Tue Feb 28 20:48:08 UTC 2023

On Tue, 28 Feb 2023 13:57:21 GMT, Erik Joelsson <erikj at openjdk.org> wrote:

>> Thanks @prrace for your inputs.
>> I dont think -fPIC is implied by -fpic. @erikj79  please clarify.
>> 
>> Difference between -fpic and -fPIC:
>> 1) With -fPIC we have unlimited storage capacity for global offset table and with -fpic on some platforms we have limitation on this size. For aarch64 it is 28k, but in case of x86 size of GOT is unlimited irrespective of -fPIC or -fpic. This is already captured.
>> 2) Also it looks like if we use -fpic option instead of -fPIC we may generate smaller/faster code as mentioned at http://tldp.org/HOWTO/Program-Library-HOWTO/shared-libraries.html. Looks like in our case, 28k GOT size suffices and we are able to create smaller/faster code for libawt in case of aarch64. This inturn looks to be related to usage of -msmall-data or -mlarge-data flags. -fpic implies -msmall-data and -fPIC implies -mlarge-data while generating code for shared libraries. -msmall-data also talks about data being nearer and easily accessible compared to  -mlarge-data(https://man7.org/linux/man-pages/man1/gcc.1.html)
>> 
>> Also i can make this change specific to aarch64 since we are seeing its effect only on aarch64.
>
> I think you have read more about the differences between -fpic and -fPIC than I have, so nothing I can add here.
> 
> Making this option only on aarch64 seems like a reasonable idea if that's where we see the effect.
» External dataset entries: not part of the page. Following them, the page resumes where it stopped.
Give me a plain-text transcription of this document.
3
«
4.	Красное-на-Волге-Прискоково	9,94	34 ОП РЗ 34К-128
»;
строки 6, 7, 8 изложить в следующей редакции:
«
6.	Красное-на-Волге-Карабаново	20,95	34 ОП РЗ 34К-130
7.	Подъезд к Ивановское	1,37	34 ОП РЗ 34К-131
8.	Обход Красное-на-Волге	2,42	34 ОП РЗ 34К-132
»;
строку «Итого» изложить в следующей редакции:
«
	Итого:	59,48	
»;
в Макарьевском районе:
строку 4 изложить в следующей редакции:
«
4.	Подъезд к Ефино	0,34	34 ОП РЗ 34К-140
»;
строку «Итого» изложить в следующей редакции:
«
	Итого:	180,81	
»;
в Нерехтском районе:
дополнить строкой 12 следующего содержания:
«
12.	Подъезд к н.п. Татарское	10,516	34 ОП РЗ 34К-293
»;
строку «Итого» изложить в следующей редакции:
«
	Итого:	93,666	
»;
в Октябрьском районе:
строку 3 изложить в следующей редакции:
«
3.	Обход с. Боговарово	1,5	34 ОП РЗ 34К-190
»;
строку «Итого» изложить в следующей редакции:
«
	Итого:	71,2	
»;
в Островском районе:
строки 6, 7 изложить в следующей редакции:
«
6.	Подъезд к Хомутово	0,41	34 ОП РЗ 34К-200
> I dont think -fPIC is implied by -fpic. @erikj79 please clarify.

That isn't what I said.
I said they they do very similar things, based on the references I read
with just a specific difference is that lower case "fpic" can be limited in size.

which is why I  wrote
>  So far as I can tell the -fpic are using just limits the size of the global offset table that -fPIC will generate.

My comment
> Since we had an unlimited offset table before, then -fpic won't change anything.
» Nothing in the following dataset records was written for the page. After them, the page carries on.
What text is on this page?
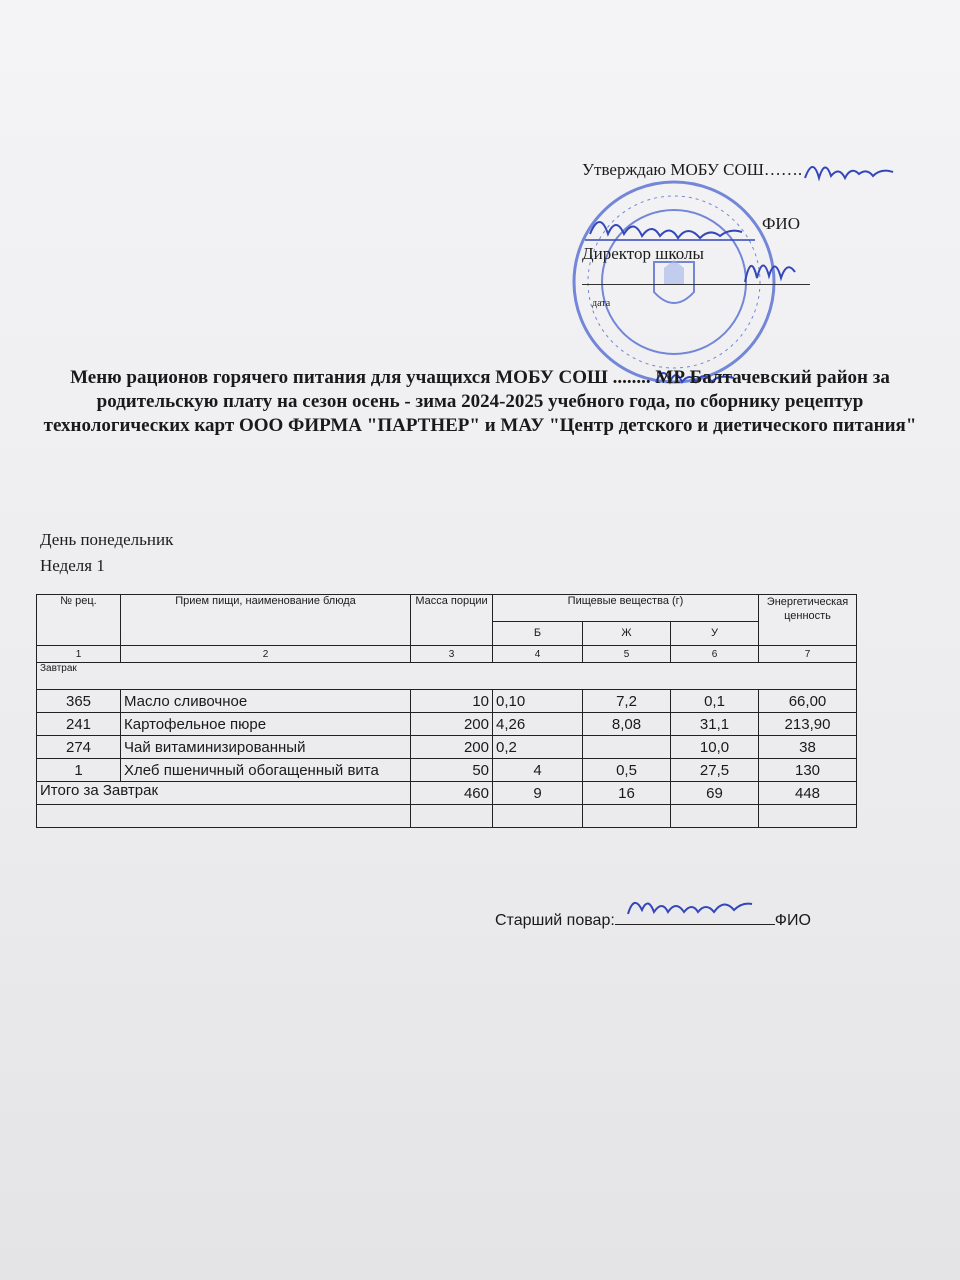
Утверждаю МОБУ СОШ…….
ФИО
Директор школы
дата
Меню рационов горячего питания для учащихся МОБУ СОШ ........ МР Балтачевский район за родительскую плату на сезон осень - зима 2024-2025 учебного года, по сборнику рецептур технологических карт ООО ФИРМА "ПАРТНЕР" и МАУ "Центр детского и диетического питания"
День понедельник
Неделя 1
№ рец.	Прием пищи, наименование блюда	Масса порции	Пищевые вещества (г)			Энергетическая ценность
			Б	Ж	У	
1	2	3	4	5	6	7
Завтрак						
365	Масло сливочное	10	0,10	7,2	0,1	66,00
241	Картофельное пюре	200	4,26	8,08	31,1	213,90
274	Чай витаминизированный	200	0,2		10,0	38
1	Хлеб пшеничный обогащенный вита	50	4	0,5	27,5	130
Итого за Завтрак		460	9	16	69	448

Старший повар:	ФИО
I was trying to point out that if your eval + fix is explained by saying we no longer
have "-fpic" then that's wrong. We never had -fpic.
We didn't change compiler options, but clearly performance changed

The man page you just linked does explain how the mechanism -fpic uses
which limits size could result in better performance

" When generating code for shared libraries, -fpic implies
           -msmall-data and -fPIC implies -mlarge-data."

"When -msmall-data is used,
           objects 8 bytes long or smaller are placed in a small data
           area (the ".sdata" and ".sbss" sections) and are accessed via
           16-bit relocations off of the $gp register."

So on some architectures it can be faster.

BUT since we were using -fPIC for a long time, I am not seeing how  you've
explained WHY we now need to explicitly use -fpic to get the performance back ?
In other words "we mysteriously lost performance, but I've found an option that helps".

So possibly, if you applied -fpic to the JDK before the regression it would get even faster ...

-------------

PR: https://git.openjdk.org/jdk/pull/12761